Hacker Newsnew | past | comments | ask | show | jobs | submit | xxs's commentslogin

That's java code, though... bit weird, esp. i % 8 (which is just i & 7). The compiler should be able to optimize it since 'i' is guaranteed to be non-negative, still awkward.

Java CRC32 nowadays uses intrinsics and avx128 for crc32.


Crc32 can be written in handful lines of code. Although it'd be better to use the vector instruction set - e.g. AVX when available.

as parser: keep only indexes to the original file (input), dont copy strings or parse numbers at all (unless the strings fit in the index width, e.g. 32bit)

That would make parsing faster and there will be very little in terms on tree (json can't really contain full blow graphs) but it's rather complicated, and it will require hashing to allow navigation, though.


yep. I built custom JSON parsers as a first solution. The problem is you can't get away from scanning at least half the document bytes on average.

With RX and other truly random-access formats you could even optimize to the point of not even fetching the whole document. You could grab chunks from a remote server using HTTP range requests and cache locally in fixed-width blocks.

With JSON you must start at the front and read byte-by-byte till you find all the data you're looking for. Smart parsers can help a lot to reduce heap allocations, but you can't skip the state machine scan.

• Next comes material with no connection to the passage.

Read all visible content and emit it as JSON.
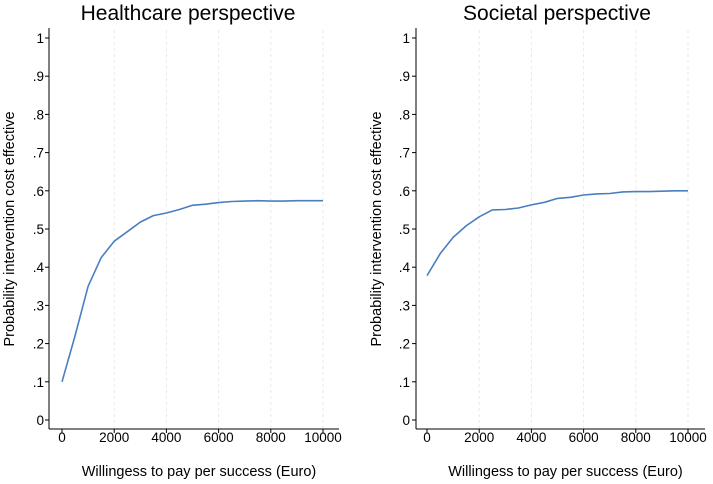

what do you mean by little data, most communication protocols are not one off

That's a proper late 90s reference, props!

What do you mean - if Java returns memory to the OS? Which one - Java heap of the malloc/free by the JVM?

Java is pretty greedy with the memory it claims. Especially historically it was pretty hard to get the JVM to release memory back to the OS.

To an outsider, that looks like the JVM heap just steadily growing, which is easy to mistake for a memory leak.


> Especially historically it was pretty hard to get the JVM to release memory back to the OS.

This feels like a huge understatement. I still have some PTSD around when I did Java professionally between like 2005 and 2014.

The early part of that was particularly horrible.


Java has a quite strict max heap setting, it's very uncommon to let it allocate up to 25% of the system memory (the default). It won't grow past that point, though.

Baring bugs/native leaks - Java has a very predictable memory allocation.


we aren't talking about allocation, tho

we are talking about DEallocation


it's a reply to:

"To an outsider, that looks like the JVM heap just steadily growing, which is easy to mistake for a memory leak."

I cut the part that it's possible to make JVM return memory heap after compaction but usually it's not done, i.e. if something grew once, it's likely to do it again.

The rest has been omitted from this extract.